Now sketch in the background contextual detail using slides 3 and 4.


Turn to the Battalion itself using slide 5 and 6. Give the students this brief piece of background knowledge and then go straight into the mystery itself. You will find a set of cards (see downloadable and sample page) which you may want to adapt for your particular class. The idea is that they have to consider the value of the information on each card. Do they think that it exerted a strong or weak influence on the Battalion members? They start by reading the cards, taking it in turns, within their group of 3. They then discuss each and place it on a spectrum using the grid provided (see downloadable).

Step 4

When most have processed the information, ask for each group’s three most influential cards.

Step 5

At this stage the students may feel that they have cracked the issue. This is deliberate, for it is at this stage that we want them to think even deeper. New evidence has come to light, revealed to the students using the 6 slides 10-15.

Step 6

Having seen this information for the first time, students will need to reflect on whether this changes their opinion. It is helpful if you print out the slides either 6 per page or 1 different one for each of the group members. Give a few minutes for the significance of the new evidence to be assimilated.

Step 7

Collect in any changed opinions. Students invariably like to know if they are right, so share with them slide 16 which is one historian’s recent view, Christopher Browning’s, from his book ordinary men; Reserve Police Battalion 101 and the Final Solution in Poland (New York, 1993).

Step 8

Briefly tell them what happened to some members of the Battalion and ask for their reaction. If time you might want to draw out the significance of the episode. What light does it shed on the Nazi regime?

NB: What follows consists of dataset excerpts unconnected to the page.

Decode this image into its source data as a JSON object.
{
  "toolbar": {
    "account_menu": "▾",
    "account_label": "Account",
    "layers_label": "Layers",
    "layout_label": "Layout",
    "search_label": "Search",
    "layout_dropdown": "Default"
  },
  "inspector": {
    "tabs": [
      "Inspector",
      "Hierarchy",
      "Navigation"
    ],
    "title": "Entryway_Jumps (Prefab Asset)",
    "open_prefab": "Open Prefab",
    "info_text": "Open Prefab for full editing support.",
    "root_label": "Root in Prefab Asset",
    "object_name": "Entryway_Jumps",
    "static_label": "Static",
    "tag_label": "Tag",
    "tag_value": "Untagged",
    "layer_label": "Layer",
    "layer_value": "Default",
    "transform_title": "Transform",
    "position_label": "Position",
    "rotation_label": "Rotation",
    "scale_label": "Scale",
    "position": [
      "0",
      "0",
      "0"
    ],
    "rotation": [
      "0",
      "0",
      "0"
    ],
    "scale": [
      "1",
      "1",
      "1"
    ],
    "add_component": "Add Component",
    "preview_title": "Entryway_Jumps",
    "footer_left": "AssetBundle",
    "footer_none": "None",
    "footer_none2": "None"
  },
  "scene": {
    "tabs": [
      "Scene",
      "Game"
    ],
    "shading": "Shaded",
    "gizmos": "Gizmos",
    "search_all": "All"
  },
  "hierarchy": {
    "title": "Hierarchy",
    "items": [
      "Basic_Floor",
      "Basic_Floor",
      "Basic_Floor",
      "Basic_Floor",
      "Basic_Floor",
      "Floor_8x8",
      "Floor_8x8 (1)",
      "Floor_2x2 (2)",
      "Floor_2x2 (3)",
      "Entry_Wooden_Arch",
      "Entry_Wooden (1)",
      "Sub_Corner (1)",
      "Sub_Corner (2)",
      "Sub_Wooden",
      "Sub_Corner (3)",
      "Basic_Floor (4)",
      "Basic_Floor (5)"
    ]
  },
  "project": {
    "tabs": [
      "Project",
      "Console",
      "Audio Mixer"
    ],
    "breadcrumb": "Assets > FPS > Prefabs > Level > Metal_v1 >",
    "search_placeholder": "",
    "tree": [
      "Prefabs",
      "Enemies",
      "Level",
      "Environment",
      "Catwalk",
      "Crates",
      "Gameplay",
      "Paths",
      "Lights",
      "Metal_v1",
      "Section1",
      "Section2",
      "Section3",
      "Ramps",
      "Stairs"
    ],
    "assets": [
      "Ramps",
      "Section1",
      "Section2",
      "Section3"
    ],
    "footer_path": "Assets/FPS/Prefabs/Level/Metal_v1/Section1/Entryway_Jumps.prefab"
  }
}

In the pairs they have been constructing the line of significance, pupils are asked where they stand on the issue, literally. One of the pair moves to stand below a photo of Browning and or Golghagen (slide 15 and 16)which have been placed at either end of the room. Then the seated pupil of the pair has to explain why their partner is standing where they are.

It may be useful to bring up Goldhagen’s Jewish roots to raise the question of whether this is really just about weighing the evidence. Also the fact the Browning was called by David Irving as a witness at his trial, only to turn out as one of the most useful witnesses against him.